Kur'an-ı Kerim ve Türkçe Meali Sayfa 314
38. 'O zaman annene ilhâm edilecek olanı ilhâm etmiştik.'
39. ' 'Onu sandığa koy, sonra kendisini denize (Nîl’e) bırak! Böylece deniz onu sâhile çıkarsın; bana da düşman, ona da düşman olan biri onu alsın!’ diye (ilhâm etmiştik). (Hem sevilesin) ve müşâhedem altında yetiştirilesin diye sana tarafımdan bir sevimlilik de verdim.'
40. 'Hani kız kardeşin (Fir'avun’un sarayına) gidip: 'Ona bakacak bir kimse için size rehberlik edeyim mi?’ diyordu. Böylece seni annene iâde ettik ki, gözü aydın olsun, üzülmesin!
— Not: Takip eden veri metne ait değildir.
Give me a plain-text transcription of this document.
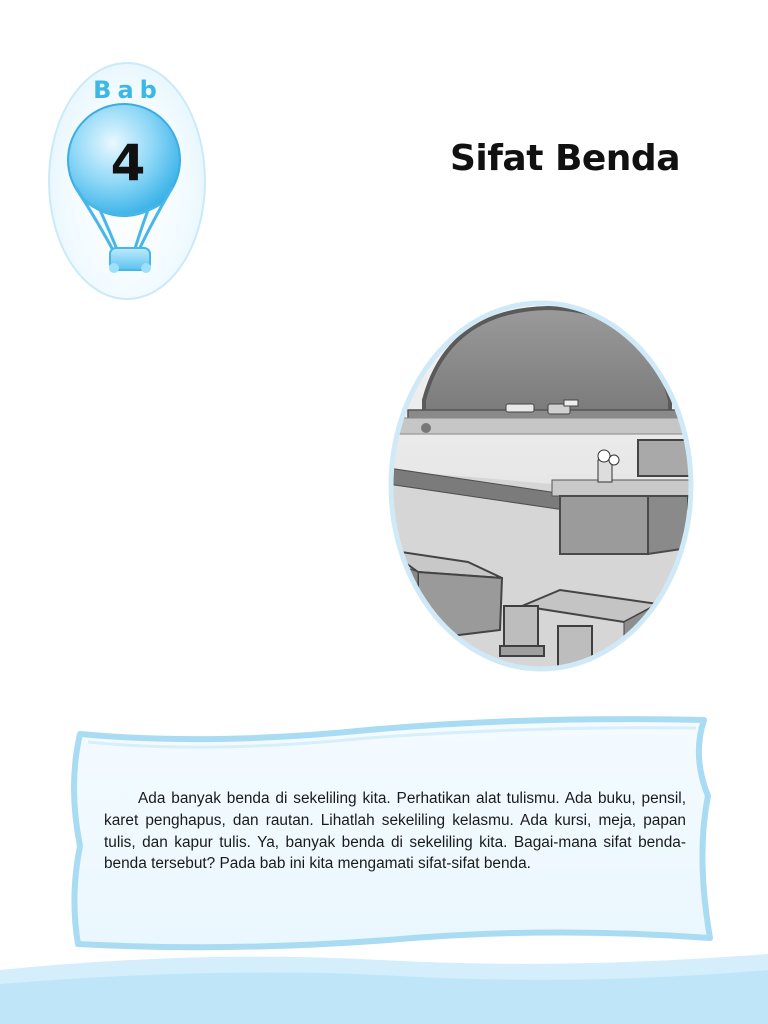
Bab
4	Sifat Benda

Ada banyak benda di sekeliling kita. Perhatikan alat tulismu. Ada buku, pensil, karet penghapus, dan rautan. Lihatlah sekeliling kelasmu. Ada kursi, meja, papan tulis, dan kapur tulis. Ya, banyak benda di sekeliling kita. Bagai-mana sifat benda-benda tersebut? Pada bab ini kita mengamati sifat-sifat benda.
41. 'Ve seni kendim için (peygamber olarak) seçtim!'
42. 'Sen, kardeşinle berâber, mu'cizelerimle git; ve beni anmakta gevşek davranmayın!'
43. 'Fir'avun’a gidin; şübhesiz o (ilâhlık iddiâsıyla) iyice azdı.'
44. 'Buna rağmen ona yumuşak söz söyleyin; belki ibret alır ya da (Allah’dan)korkar.'
45. (Mûsâ ve kardeşi:) 'Rabbimiz! Doğrusu biz (onun) bize karşı aşırı davranmasından; ya da azmasından korkuyoruz' dediler.
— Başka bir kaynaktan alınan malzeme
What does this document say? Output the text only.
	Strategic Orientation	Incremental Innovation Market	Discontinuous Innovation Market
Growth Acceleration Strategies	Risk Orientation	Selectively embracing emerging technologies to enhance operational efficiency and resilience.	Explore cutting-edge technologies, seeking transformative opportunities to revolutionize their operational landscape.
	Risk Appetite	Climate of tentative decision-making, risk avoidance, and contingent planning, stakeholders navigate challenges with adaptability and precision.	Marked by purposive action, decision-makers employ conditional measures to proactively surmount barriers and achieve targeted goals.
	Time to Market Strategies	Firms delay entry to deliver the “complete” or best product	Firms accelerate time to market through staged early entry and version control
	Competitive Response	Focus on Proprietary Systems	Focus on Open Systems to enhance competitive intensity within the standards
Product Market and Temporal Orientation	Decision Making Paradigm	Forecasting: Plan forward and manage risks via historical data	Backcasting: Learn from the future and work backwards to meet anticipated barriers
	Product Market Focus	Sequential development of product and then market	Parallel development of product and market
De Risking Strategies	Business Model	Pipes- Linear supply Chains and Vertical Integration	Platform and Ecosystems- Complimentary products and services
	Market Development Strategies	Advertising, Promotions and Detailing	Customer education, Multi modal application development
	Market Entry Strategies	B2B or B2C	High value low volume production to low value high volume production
46. (Allah) buyurdu ki: 'Korkmayın! Çünki ben, sizinle berâberim, işitirim ve görürüm.'
47. 'Böylece ona gidin de şöyle söyleyin: 'Şübhe yok ki biz, Rabbinin iki elçisiyiz; artık İsrâiloğullarını bizimle berâber gönder, onlara eziyet etme! (Biz) gerçekten Rabbinden bir mu'cize ile sana geldik. Selâm ise, hidâyete tâbi' olanlaradır.’ '
48. 'Doğrusu biz (öyle kimseleriz ki), gerçekten bize: 'Şübhesiz azab,(peygamberleri) yalanlayanlar ve (haktan) yüz çevirenler üzerinedir’ diye vahyolundu.'
49. (Fir'avun:) 'Peki ikinizin Rabbi kimdir, ey Mûsâ?' dedi.
50. (O da:) 'Bizim Rabbimiz, herşeye yaratılışını (husûsiyetleriyle) veren, sonra da(onu muhtaç olduğu şeylerin yoluna) sevk edendir' dedi.
51. (Fir'avun:) 'Öyle ise (putlara tapan) önceki nesillerin hâli ne olacak?' dedi.